Sun Sentinel Palm Beach Edition
Judge clears Broward elections office
A federal judge on Friday cleared Broward Elections Supervisor Brenda Snipes in a lawsuit that accused her office of facilitating voter fraud.
U.S. District Judge Beth Bloom concluded that Snipes had a program in place “that makes a reasonable effort to remove the names of ineligible voters from the official lists of eligible voters by reason of death or change of address.”
Bloom said the American Civil Rights Union, which filed suit against Snipes because of the potential for voter fraud, had not proven that the Broward elections office violated the National Voting Rights Act.
The ACRU and other conservative organizations have accused more than 140 elections offices nationwide of not doing a good enough job purging their rolls, with many having more registered voters than eligible voting-age residents. The groups want the elections offices to be more aggressive in removing ineligible voters, including non-citizens and people who move, die, become felons or become mentally incapacitated.
The effort has come under criticism from voter rights groups that fear an overly aggressive removal process could
lead to voter suppression by snaring eligible voters, too. The Broward case could provide a precedent for other challenges.
Logan Churchwell, spokesman for the Public Interest Legal Foundation that represented the ACRU, said his side was reviewing the opinion and assessing its options.
“We’re disappointed in the ruling,” Churchwell said. “The evidence that we presented and the causes that led to them, they’re still there.”
The ACRU case focused on voter lists that included dead people, 130-year-olds, felons, duplicate registrations, invalid commercial addresses and “improbably high” voter registration rates. Snipes testified that some people who have been registered “are not eligible to vote and they slip through.”
The lead attorney for the ACRU, J. Christian Adams, was a member of President Donald Trump’s Commission on Election Integrity, which Trump created after claiming that he lost the popular vote because millions of people voted illegally.
In weighing the evidence, Bloom said Snipes was following the requirements set out by the state.
The voting rights act requires elections offices to make a “reasonable effort” to remove ineligible voters, but doesn’t define that effort. Bloom said that what the ACRU was seeking was “too subjective and would lead to an arbitrary, nonuniform, unworkable, and unpredictable application.”
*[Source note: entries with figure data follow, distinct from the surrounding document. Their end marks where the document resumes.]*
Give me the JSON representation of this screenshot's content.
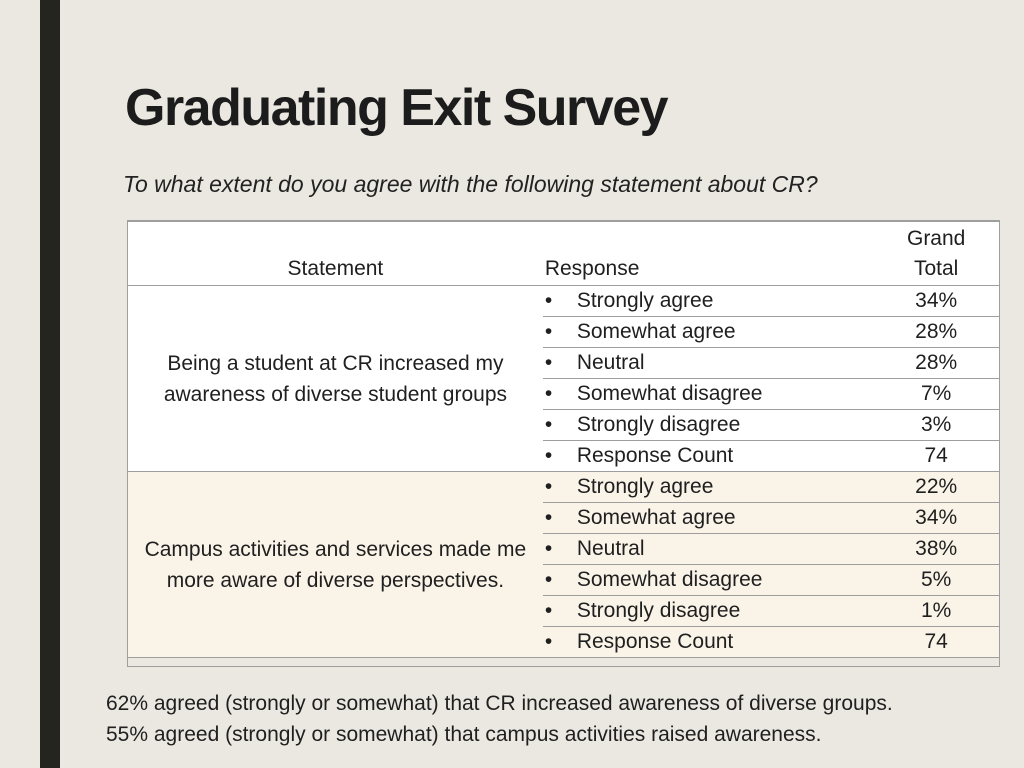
{
  "slide": {
    "title": "Graduating Exit Survey",
    "subtitle": "To what extent do you agree with the following statement about CR?"
  },
  "table": {
    "headers": {
      "statement": "Statement",
      "response": "Response",
      "total_line1": "Grand",
      "total_line2": "Total"
    },
    "bullet": "•",
    "groups": [
      {
        "statement": "Being a student at CR increased my awareness of diverse student groups",
        "rows": [
          {
            "response": "Strongly agree",
            "total": "34%"
          },
          {
            "response": "Somewhat agree",
            "total": "28%"
          },
          {
            "response": "Neutral",
            "total": "28%"
          },
          {
            "response": "Somewhat disagree",
            "total": "7%"
          },
          {
            "response": "Strongly disagree",
            "total": "3%"
          },
          {
            "response": "Response Count",
            "total": "74"
          }
        ]
      },
      {
        "statement": "Campus activities and services made me more aware of diverse perspectives.",
        "rows": [
          {
            "response": "Strongly agree",
            "total": "22%"
          },
          {
            "response": "Somewhat agree",
            "total": "34%"
          },
          {
            "response": "Neutral",
            "total": "38%"
          },
          {
            "response": "Somewhat disagree",
            "total": "5%"
          },
          {
            "response": "Strongly disagree",
            "total": "1%"
          },
          {
            "response": "Response Count",
            "total": "74"
          }
        ]
      }
    ]
  },
  "notes": [
    "62% agreed (strongly or somewhat) that CR increased awareness of diverse groups.",
    "55% agreed (strongly or somewhat) that campus activities raised awareness."
  ],
  "colors": {
    "background": "#ebe8e1",
    "side_bar": "#24251f",
    "group_a_fill": "#ffffff",
    "group_b_fill": "#faf4e8",
    "border": "#9e9e9e"
  }
}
“It’s the result that we expected,” said Burnadette Norris-Weeks, the attorney representing Snipes. “We know we’re following the law in doing what’s required by state and federal law.”
During the five-day federal trial in Miami last summer, Snipes said tens of thousands of ineligible voters are removed each year. Voters who have died, become felons or become mentally incapacitated are identified in data sent daily from the state. To catch voters who have moved out of the county, a national change of address search is done every two years. Mailers are sent out to voters regularly, and the office reacts to those that are returned undeliverable.
Churchwell said Bloom’s opinion leaves Broward voters without closure.
“It’s a very extreme interpretation of the law and not one we’ve seen in other states,” he said. “We have a court that’s happy with the bare minimum.”